Duchesneau v. Cornell University (Pennsylvania Court – New York Law Applied)
(An amateur gymnast suffered a significant injury while attempting a backflip on a rebounding Tumbl Trak apparatus; he sued the manufacturer of the apparatus for a failure to warn of the dangers associated with its use, and he sought punitive damages; the court denied the manufacturer’s motion, allowing the case to proceed to the jury.)
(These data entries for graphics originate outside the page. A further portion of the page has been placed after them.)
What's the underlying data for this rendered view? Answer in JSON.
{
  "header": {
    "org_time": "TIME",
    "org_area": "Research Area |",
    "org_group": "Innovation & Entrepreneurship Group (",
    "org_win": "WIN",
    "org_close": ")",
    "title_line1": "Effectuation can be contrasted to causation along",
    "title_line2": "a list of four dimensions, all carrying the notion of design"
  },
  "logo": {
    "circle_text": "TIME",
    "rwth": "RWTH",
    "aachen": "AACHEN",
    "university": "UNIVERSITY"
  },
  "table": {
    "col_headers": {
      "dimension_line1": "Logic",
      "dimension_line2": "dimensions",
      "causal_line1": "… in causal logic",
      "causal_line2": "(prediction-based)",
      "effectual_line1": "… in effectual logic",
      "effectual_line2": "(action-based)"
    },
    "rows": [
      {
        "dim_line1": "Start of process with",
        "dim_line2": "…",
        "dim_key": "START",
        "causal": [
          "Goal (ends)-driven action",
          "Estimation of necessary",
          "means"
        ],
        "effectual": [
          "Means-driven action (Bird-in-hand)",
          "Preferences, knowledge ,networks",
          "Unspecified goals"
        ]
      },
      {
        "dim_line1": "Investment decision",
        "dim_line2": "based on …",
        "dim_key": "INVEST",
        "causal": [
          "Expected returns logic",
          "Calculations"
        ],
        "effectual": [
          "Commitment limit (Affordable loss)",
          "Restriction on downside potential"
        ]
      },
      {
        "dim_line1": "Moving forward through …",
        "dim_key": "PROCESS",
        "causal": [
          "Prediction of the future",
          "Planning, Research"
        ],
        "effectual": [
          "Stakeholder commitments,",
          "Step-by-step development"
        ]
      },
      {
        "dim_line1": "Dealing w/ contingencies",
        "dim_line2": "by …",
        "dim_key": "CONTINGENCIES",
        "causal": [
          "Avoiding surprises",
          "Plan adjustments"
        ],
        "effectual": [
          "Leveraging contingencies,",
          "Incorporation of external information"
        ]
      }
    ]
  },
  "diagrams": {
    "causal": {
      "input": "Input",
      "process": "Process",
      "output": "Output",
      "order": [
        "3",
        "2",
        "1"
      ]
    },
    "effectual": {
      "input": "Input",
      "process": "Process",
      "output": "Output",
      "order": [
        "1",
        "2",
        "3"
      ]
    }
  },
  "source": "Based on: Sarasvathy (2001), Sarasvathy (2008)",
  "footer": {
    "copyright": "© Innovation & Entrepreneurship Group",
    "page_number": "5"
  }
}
In its motion, the defendant manufacturer alleged (1) plaintiff could not establish a prima facie case of failure to warn; (2) plaintiff was not entitled to punitive damages; and (3) plaintiff assumed the risk of injury when using the apparatus.  In support of its arguments, the manufacturer referred to “general knowledge” that “an individual might land on his head if he attempt[ed] a black flip on a rebounding [apparatus].”  Defendant also referred to plaintiff’s education in basic physics, the fact that he signed a waiver that stated that he understood the risks and dangers associated with gymnastics, the existence of a small warning label on the apparatus that warned of the potential for catastrophic injury (including paralysis or even death from falling on the head or neck), and plaintiff’s knowledge of the concept of spotting from his prior participation in cheerleading.  Viewing all of that evidence, defendant asserted that “‘common sense’ would have informed an individual that he or she was risking landing on their head by using the [apparatus], and, as such, [defendant] had no legal duty to warn Plaintiff.”